Your Credit Score
One couple in our circle of friends wanted to sell their current home and buy one in a different neighborhood. Even though they have great credit scores and a strong working history, they couldn’t secure the new loan because one of them was self-employed. Because of their credit scores, however, they will be able to try again in the next year.
This reality blows my mind, but it is a definite sign of the times. Although this was my friends’ specific set of circumstances, it reminded me of the importance of a strong credit history. If your credit score needs improvement, take time over the next several months and do what needs to be done to fix it before refinancing.
If you’ve already improved your credit score from what it was before, you may be able to get a better interest rate or avoid mortgage insurance by refinancing.
If there are only a few years left on a mortgage, refinancing will cost money versus save money. A monthly payment will be lower when the loan is extended over a long period of time, but the costs will be higher due to an increase in interest payments. It’s worth it to pay off the mortgage if possible.
Before consulting a mortgage broker about interest rates, take a look at the rate on your current mortgage. This is important information to have in mind when considering refinancing, because the difference between the current and future interest rate needs to be big enough to make the process worth the time and effort. A percent – going from 6% to 5% – would probably make a big difference in the monthly payment and interest you’d pay over the life of the loan.
Closing costs are fees paid to the businesses that process the loan. The last time we refinanced, we decided it would be worth paying the closing costs because we don’t plan to move for twenty years if we can help it. The difference between the mortgage we had and the one we refinanced into resulted in a $300 decrease in our monthly payment. Since closing costs were about $3000, it only took us ten months to realize the savings. If you don’t plan on staying in your home longer than a year or two, the cost of refinancing may not be worth it.

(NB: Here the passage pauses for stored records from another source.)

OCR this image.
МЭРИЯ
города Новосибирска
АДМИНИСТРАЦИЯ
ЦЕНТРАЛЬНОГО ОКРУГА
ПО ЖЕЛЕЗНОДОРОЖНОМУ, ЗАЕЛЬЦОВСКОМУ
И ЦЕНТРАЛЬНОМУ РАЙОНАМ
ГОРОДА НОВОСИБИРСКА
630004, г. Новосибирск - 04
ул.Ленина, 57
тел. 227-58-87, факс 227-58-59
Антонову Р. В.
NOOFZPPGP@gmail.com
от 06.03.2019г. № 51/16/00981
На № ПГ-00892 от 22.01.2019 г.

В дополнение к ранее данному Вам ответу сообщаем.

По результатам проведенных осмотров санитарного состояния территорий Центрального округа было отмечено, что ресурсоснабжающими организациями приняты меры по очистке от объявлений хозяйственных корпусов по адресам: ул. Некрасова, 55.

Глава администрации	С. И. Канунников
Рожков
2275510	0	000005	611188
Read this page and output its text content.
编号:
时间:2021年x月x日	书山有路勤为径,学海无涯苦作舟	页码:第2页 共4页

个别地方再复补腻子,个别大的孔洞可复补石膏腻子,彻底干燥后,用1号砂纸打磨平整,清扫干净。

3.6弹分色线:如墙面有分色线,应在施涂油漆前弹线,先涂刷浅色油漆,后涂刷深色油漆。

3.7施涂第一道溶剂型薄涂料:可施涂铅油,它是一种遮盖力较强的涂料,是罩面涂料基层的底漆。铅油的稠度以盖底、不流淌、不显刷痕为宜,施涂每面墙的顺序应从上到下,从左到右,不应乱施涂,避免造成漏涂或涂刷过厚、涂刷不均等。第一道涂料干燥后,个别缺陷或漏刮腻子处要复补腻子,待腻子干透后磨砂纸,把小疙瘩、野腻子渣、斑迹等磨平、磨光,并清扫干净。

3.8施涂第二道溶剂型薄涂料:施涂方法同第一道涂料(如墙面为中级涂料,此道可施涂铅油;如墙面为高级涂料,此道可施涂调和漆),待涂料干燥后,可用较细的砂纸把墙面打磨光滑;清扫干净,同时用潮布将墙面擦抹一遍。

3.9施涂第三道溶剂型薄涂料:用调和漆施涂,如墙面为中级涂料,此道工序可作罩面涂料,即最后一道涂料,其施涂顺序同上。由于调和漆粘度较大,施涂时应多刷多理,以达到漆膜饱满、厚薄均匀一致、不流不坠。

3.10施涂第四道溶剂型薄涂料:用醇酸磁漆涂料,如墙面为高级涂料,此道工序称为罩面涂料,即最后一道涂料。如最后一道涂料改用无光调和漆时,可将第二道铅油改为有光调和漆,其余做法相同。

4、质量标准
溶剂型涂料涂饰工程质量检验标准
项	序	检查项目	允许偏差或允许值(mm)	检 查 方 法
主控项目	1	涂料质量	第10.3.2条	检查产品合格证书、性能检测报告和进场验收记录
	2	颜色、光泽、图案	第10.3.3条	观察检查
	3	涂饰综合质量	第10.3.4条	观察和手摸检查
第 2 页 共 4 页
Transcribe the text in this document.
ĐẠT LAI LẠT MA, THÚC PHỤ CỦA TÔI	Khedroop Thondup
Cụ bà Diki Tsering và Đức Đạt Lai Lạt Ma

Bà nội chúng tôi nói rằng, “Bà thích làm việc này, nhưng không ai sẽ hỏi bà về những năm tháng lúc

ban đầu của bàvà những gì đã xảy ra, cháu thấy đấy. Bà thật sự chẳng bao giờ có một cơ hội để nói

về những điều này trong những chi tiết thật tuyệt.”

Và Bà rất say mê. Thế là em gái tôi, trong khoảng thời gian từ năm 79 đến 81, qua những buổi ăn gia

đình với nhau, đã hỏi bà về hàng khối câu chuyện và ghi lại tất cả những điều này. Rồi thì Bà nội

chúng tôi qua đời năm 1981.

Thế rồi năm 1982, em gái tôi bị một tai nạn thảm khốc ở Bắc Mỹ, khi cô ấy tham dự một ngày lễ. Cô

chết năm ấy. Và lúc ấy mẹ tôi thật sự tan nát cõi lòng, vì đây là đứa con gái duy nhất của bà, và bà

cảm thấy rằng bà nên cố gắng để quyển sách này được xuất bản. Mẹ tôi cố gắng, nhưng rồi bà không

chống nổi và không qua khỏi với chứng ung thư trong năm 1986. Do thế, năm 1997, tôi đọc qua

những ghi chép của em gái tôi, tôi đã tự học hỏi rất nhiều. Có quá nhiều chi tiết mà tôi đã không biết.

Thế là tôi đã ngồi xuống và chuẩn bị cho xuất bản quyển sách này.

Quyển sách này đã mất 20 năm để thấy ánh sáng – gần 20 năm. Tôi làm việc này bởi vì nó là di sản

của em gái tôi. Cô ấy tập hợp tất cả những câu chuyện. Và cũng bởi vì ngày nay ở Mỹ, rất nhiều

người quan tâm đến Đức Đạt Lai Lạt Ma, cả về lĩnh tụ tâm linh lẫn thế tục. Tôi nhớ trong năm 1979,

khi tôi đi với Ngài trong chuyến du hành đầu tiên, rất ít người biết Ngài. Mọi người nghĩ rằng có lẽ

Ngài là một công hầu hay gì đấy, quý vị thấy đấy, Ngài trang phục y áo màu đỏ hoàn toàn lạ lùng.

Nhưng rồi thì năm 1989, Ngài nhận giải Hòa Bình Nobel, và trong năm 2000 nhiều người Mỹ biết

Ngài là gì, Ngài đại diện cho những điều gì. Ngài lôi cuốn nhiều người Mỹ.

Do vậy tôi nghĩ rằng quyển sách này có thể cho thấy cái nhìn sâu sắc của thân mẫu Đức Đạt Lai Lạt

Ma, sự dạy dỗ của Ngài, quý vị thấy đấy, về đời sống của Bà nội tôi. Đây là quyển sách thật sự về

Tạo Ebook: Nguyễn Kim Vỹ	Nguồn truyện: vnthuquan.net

Monthly payments are important, but so is the length of the loan. It might be beneficial to refinance for a fifteen-year instead of a thirty-year loan. A fifteen-year loan is at a higher interest rate, which saves money in the long run but increases the monthly payment.
If this increase in a monthly payment busts your budget, considering adding money to your mortgage payment to help pay it down faster. It might also be possible for you to pay your mortgage every two weeks instead of once a month, which will also help!